Project description:Control of RNA transcription is critical for the development and homeostasis of all organisms, and can occur at multiple steps of the transcription cycle, including RNA polymerase II (Pol II) recruitment, initiation, promoter-proximal pausing, and elongation. That Pol II accumulates on many promoters in metazoans implies that steps other than Pol II recruitment are rate-limiting and regulated 1-6. By integrating genome-wide Pol II chromatin immunoprecipition (ChIP) and Global Run-On (GRO) genomic data sets from Drosophila cells, we examined critical features of Pol II near promoters. The accumulation of promoter-proximal polymerase is widespread, occurring on 70% of active genes; and unlike elongating Pol II within the body of genes, promoter Pol II are held paused by factors like NELF, unable to transcribe unless nuclei are treated with strong detergent. Notably, we find that the vast majority of promoter-proximal Pol II detected by ChIP are paused, thereby identifying the biochemical nature of this rate-limiting step in transcription. Finally, we demonstrate that Drosophila promoters do not have the upstream divergent Pol II that is seen so broadly and prominently on mammalian promoters.
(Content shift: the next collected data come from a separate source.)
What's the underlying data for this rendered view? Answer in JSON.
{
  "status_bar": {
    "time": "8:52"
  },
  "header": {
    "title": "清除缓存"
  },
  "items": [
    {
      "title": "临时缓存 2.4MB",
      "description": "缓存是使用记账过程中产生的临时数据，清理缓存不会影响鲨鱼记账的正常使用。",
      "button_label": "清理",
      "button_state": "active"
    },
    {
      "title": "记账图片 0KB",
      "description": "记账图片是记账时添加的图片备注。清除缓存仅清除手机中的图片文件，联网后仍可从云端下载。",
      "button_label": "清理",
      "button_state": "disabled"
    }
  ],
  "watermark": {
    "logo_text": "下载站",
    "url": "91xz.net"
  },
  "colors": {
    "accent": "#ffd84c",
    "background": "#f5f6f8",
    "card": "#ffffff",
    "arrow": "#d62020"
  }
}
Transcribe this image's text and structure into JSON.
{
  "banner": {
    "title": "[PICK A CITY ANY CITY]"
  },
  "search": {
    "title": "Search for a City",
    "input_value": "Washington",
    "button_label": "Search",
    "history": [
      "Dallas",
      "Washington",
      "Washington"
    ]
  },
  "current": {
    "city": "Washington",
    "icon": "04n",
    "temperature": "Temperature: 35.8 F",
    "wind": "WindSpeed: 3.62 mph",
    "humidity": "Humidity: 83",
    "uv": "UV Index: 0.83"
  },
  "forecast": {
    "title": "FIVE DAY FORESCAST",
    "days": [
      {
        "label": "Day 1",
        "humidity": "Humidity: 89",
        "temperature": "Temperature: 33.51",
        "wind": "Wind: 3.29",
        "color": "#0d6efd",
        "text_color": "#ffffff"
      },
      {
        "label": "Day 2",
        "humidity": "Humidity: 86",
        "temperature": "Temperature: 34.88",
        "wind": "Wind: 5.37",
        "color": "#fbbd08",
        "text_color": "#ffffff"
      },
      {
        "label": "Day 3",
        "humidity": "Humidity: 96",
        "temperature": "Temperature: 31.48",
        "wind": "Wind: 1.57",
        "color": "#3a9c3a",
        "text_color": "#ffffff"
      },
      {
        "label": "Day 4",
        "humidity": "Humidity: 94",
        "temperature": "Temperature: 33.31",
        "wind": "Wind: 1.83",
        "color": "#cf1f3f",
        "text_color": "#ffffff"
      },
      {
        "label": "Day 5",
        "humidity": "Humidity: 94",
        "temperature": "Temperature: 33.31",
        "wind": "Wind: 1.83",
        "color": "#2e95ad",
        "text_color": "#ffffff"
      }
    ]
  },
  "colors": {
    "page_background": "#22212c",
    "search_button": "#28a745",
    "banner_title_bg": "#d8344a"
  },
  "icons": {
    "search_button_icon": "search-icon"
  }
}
We postulate this is a consequence of Drosophila’s extensive use of directional core promoter sequence elements, which contrasts with mammals’ lack of directional elements and prevalence of CpG island core promoters. In support of this idea, we show that the fraction of mammalian promoters containing a TATA box core element is dramatically depleted of upstream divergent transcription.